Between waterlogged ground and exceptionally strong winter growth, the weather this winter has been nothing short of a disaster for farmers.
Last week, rainfall was above significantly normal countrywide and it was wettest in the midwest and west.
Rainfall ranged from 120% to 150 % of average in northeastern areas to over 250% of the norm in the mid-west, according to Met Eireann.
For the coming seven days, rainfall amounts are forecast to be below normal in many areas, however incessant rain over the winter period means that field conditions will remain poor or waterlogged in the short term.
For many farmers, particularly in western counties spreading slurry is an impossibility at present due to the ground conditions with slurry tanks on many farms across the country reaching capacity.
Flooding remains an ongoing issue for farmers in many parts of the country. In Roscommon, over 100 cattle remain in emergency housing in Roscommon mart with several farmyards in the county completely submerged in water.
Roscommon IFA Chairman John Hanley recently commented that farmers in the area are suffering from the second 100-year flood in six years.
Flooded turloughs are a becoming a huge problem in many areas. Water levels in many turloughs are at levels not seen before and are covering ground which in the past would not be submerged.
Some commentators in local areas have suggested that due to the volumes of water in turloughs at present the could continue to be a problem into March.
Meanwhile in other parts of the country, the mild winter weather has led to stronger than normal growth on tillage farms.
All mean temperatures for December were well above there normal with differences above average ranging from 1.4 degrees Celsius at Markree, Co. Sligo with a monthly mean of 7.1 degrees to 3.6 degrees at Dublin (Phoenix Park) with a monthly mean of 9.0 degrees.
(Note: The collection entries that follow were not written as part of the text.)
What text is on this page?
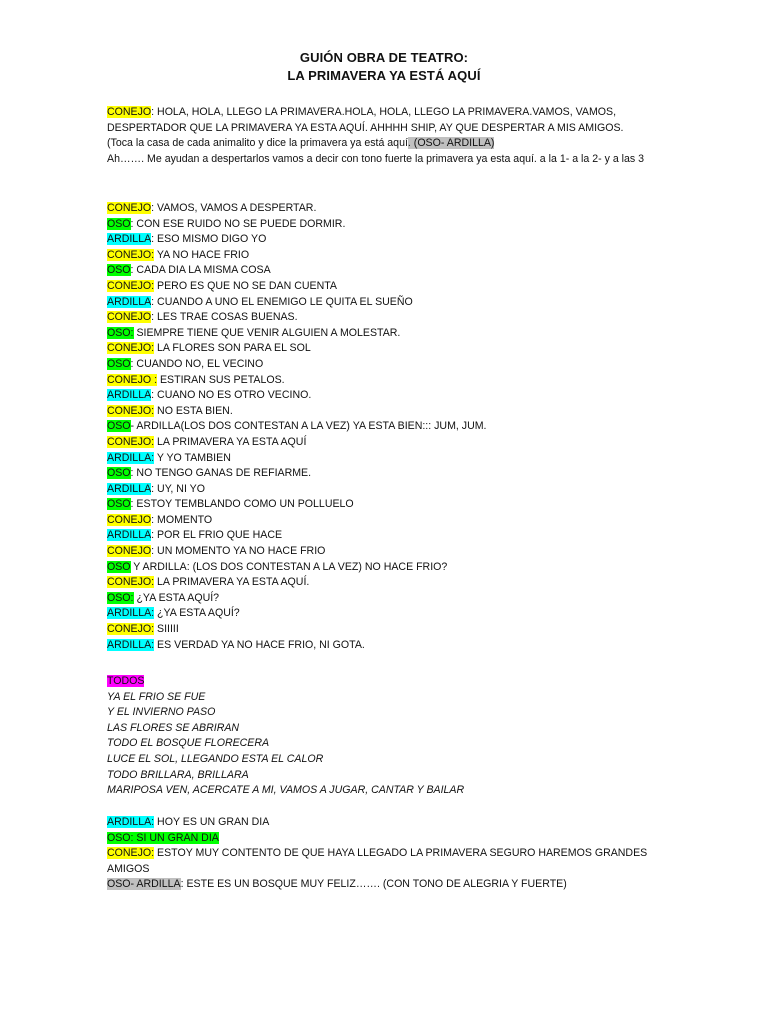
GUIÓN OBRA DE TEATRO:
LA PRIMAVERA YA ESTÁ AQUÍ
CONEJO: HOLA, HOLA, LLEGO LA PRIMAVERA.HOLA, HOLA, LLEGO LA PRIMAVERA.VAMOS, VAMOS, DESPERTADOR QUE LA PRIMAVERA YA ESTA AQUÍ. AHHHH SHIP, AY QUE DESPERTAR A MIS AMIGOS.
(Toca la casa de cada animalito y dice la primavera ya está aquí. (OSO- ARDILLA)
Ah……. Me ayudan a despertarlos vamos a decir con tono fuerte la primavera ya esta aquí. a la 1- a la 2- y a las 3
CONEJO: VAMOS, VAMOS A DESPERTAR.
OSO: CON ESE RUIDO NO SE PUEDE DORMIR.
ARDILLA: ESO MISMO DIGO YO
CONEJO: YA NO HACE FRIO
OSO: CADA DIA LA MISMA COSA
CONEJO: PERO ES QUE NO SE DAN CUENTA
ARDILLA: CUANDO A UNO EL ENEMIGO LE QUITA EL SUEÑO
CONEJO: LES TRAE COSAS BUENAS.
OSO: SIEMPRE TIENE QUE VENIR ALGUIEN A MOLESTAR.
CONEJO: LA FLORES SON PARA EL SOL
OSO: CUANDO NO, EL VECINO
CONEJO : ESTIRAN SUS PETALOS.
ARDILLA: CUANO NO ES OTRO VECINO.
CONEJO: NO ESTA BIEN.
OSO- ARDILLA(LOS DOS CONTESTAN A LA VEZ) YA ESTA BIEN::: JUM, JUM.
CONEJO: LA PRIMAVERA YA ESTA AQUÍ
ARDILLA: Y YO TAMBIEN
OSO: NO TENGO GANAS DE REFIARME.
ARDILLA: UY, NI YO
OSO: ESTOY TEMBLANDO COMO UN POLLUELO
CONEJO: MOMENTO
ARDILLA: POR EL FRIO QUE HACE
CONEJO: UN MOMENTO YA NO HACE FRIO
OSO Y ARDILLA: (LOS DOS CONTESTAN A LA VEZ) NO HACE FRIO?
CONEJO: LA PRIMAVERA YA ESTA AQUÍ.
OSO: ¿YA ESTA AQUÍ?
ARDILLA: ¿YA ESTA AQUÍ?
CONEJO: SIIIII
ARDILLA: ES VERDAD YA NO HACE FRIO, NI GOTA.
TODOS
YA EL FRIO SE FUE
Y EL INVIERNO PASO
LAS FLORES SE ABRIRAN
TODO EL BOSQUE FLORECERA
LUCE EL SOL, LLEGANDO ESTA EL CALOR
TODO BRILLARA, BRILLARA
MARIPOSA VEN, ACERCATE A MI, VAMOS A JUGAR, CANTAR Y BAILAR
ARDILLA: HOY ES UN GRAN DIA
OSO: SI UN GRAN DIA
CONEJO: ESTOY MUY CONTENTO DE QUE HAYA LLEGADO LA PRIMAVERA SEGURO HAREMOS GRANDES AMIGOS
OSO- ARDILLA: ESTE ES UN BOSQUE MUY FELIZ……. (CON TONO DE ALEGRIA Y FUERTE)
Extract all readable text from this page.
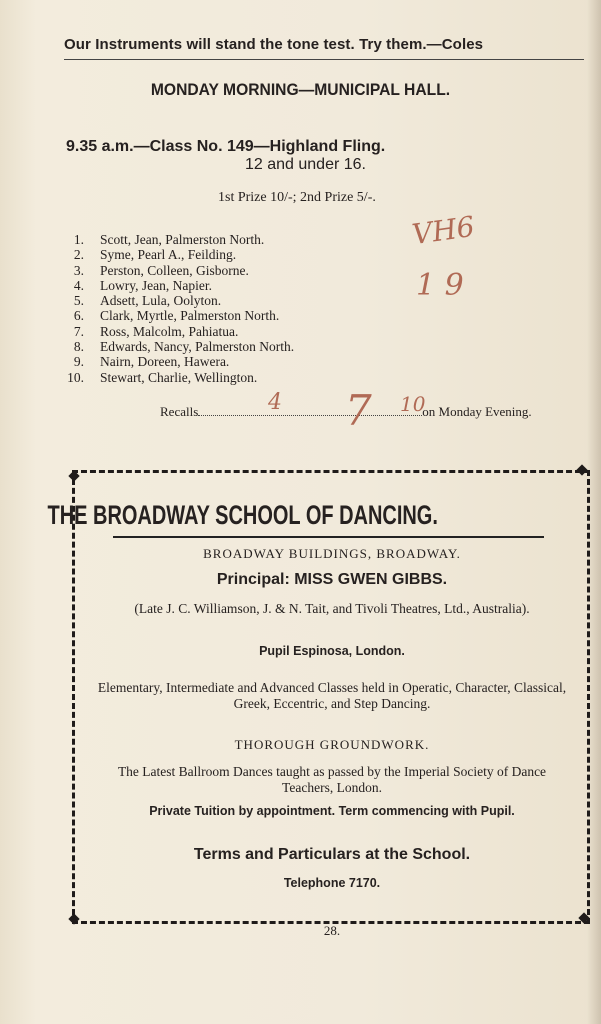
Our Instruments will stand the tone test. Try them.—Coles
MONDAY MORNING—MUNICIPAL HALL.
9.35 a.m.—Class No. 149—Highland Fling.
12 and under 16.
1st Prize 10/-; 2nd Prize 5/-.
1. Scott, Jean, Palmerston North.
2. Syme, Pearl A., Feilding.
3. Perston, Colleen, Gisborne.
4. Lowry, Jean, Napier.
5. Adsett, Lula, Oolyton.
6. Clark, Myrtle, Palmerston North.
7. Ross, Malcolm, Pahiatua.
8. Edwards, Nancy, Palmerston North.
9. Nairn, Doreen, Hawera.
10. Stewart, Charlie, Wellington.
Recalls	on Monday Evening.
VH6
1 9
4 7 10
THE BROADWAY SCHOOL OF DANCING.
BROADWAY BUILDINGS, BROADWAY.
Principal: MISS GWEN GIBBS.
(Late J. C. Williamson, J. & N. Tait, and Tivoli Theatres, Ltd., Australia).
Pupil Espinosa, London.
Elementary, Intermediate and Advanced Classes held in Operatic, Character, Classical, Greek, Eccentric, and Step Dancing.
THOROUGH GROUNDWORK.
The Latest Ballroom Dances taught as passed by the Imperial Society of Dance Teachers, London.
Private Tuition by appointment. Term commencing with Pupil.
Terms and Particulars at the School.
Telephone 7170.
28.
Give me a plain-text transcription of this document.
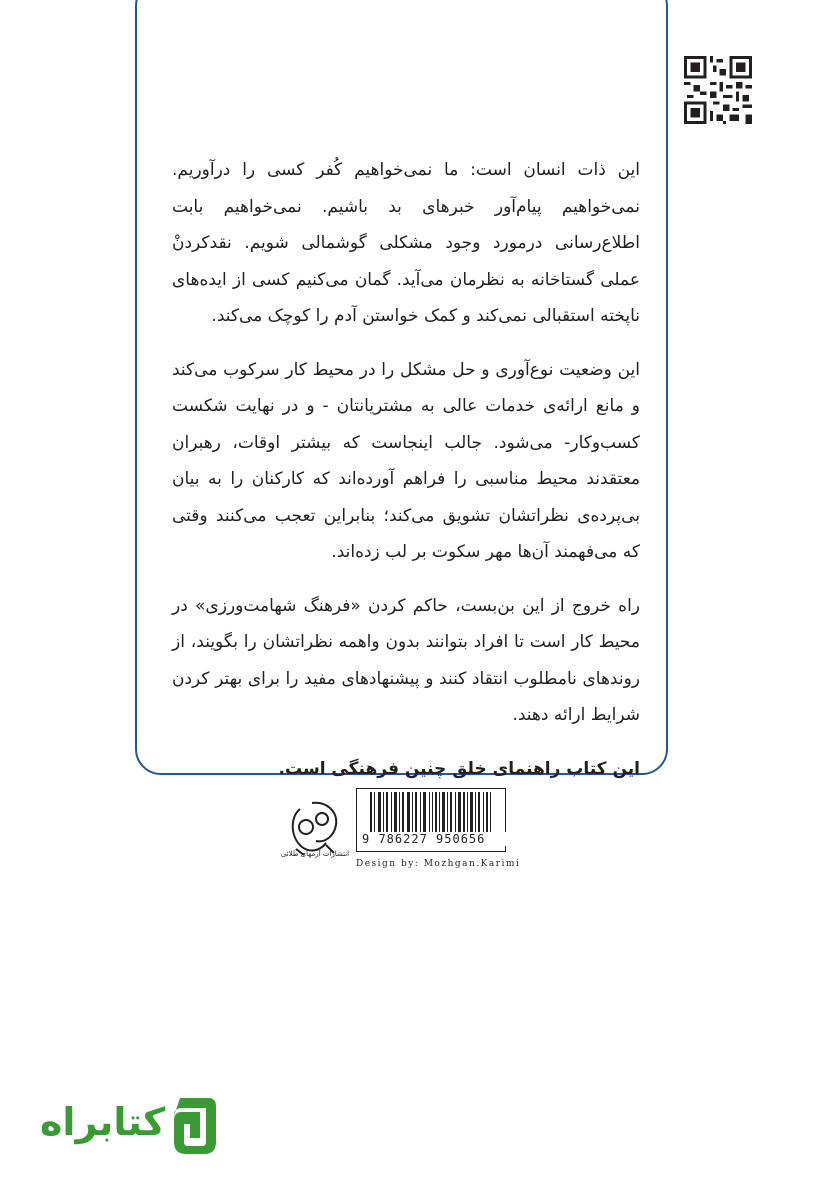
این ذات انسان است: ما نمی‌خواهیم کُفر کسی را درآوریم. نمی‌خواهیم پیام‌آور خبرهای بد باشیم. نمی‌خواهیم بابت اطلاع‌رسانی درمورد وجود مشکلی گوشمالی شویم. نقدکردنْ عملی گستاخانه به نظرمان می‌آید. گمان می‌کنیم کسی از ایده‌های ناپخته استقبالی نمی‌کند و کمک خواستن آدم را کوچک می‌کند.

این وضعیت نوع‌آوری و حل مشکل را در محیط کار سرکوب می‌کند و مانع ارائه‌ی خدمات عالی به مشتریانتان - و در نهایت شکست کسب‌وکار- می‌شود. جالب اینجاست که بیشتر اوقات، رهبران معتقدند محیط مناسبی را فراهم آورده‌اند که کارکنان را به بیان بی‌پرده‌ی نظراتشان تشویق می‌کند؛ بنابراین تعجب می‌کنند وقتی که می‌فهمند آن‌ها مهر سکوت بر لب زده‌اند.

راه خروج از این بن‌بست، حاکم کردن «فرهنگ شهامت‌ورزی» در محیط کار است تا افراد بتوانند بدون واهمه نظراتشان را بگویند، از روندهای نامطلوب انتقاد کنند و پیشنهادهای مفید را برای بهتر کردن شرایط ارائه دهند.

این کتاب راهنمای خلق چنین فرهنگی است.

انتشارات آزمهای طلائی
9 786227 950656
Design by: Mozhgan.Karimi
کتابراه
Dublin (Phoenix Park) reported its warmest December since records began at the site in 1855, while Valentia Observatory equalled its highest since 1893 with 10.0 degrees (2.3 degrees from LTA).
In January, mean air temperatures were also all on or above average at weather stations with some stations observing zero days with frost.
Met Eireann says that growth really has continued all winter and ‘exceptionally strong growth’ at that. This is problematic for tillage farmers as it says we could still get a lot of frost between now and the end of spring.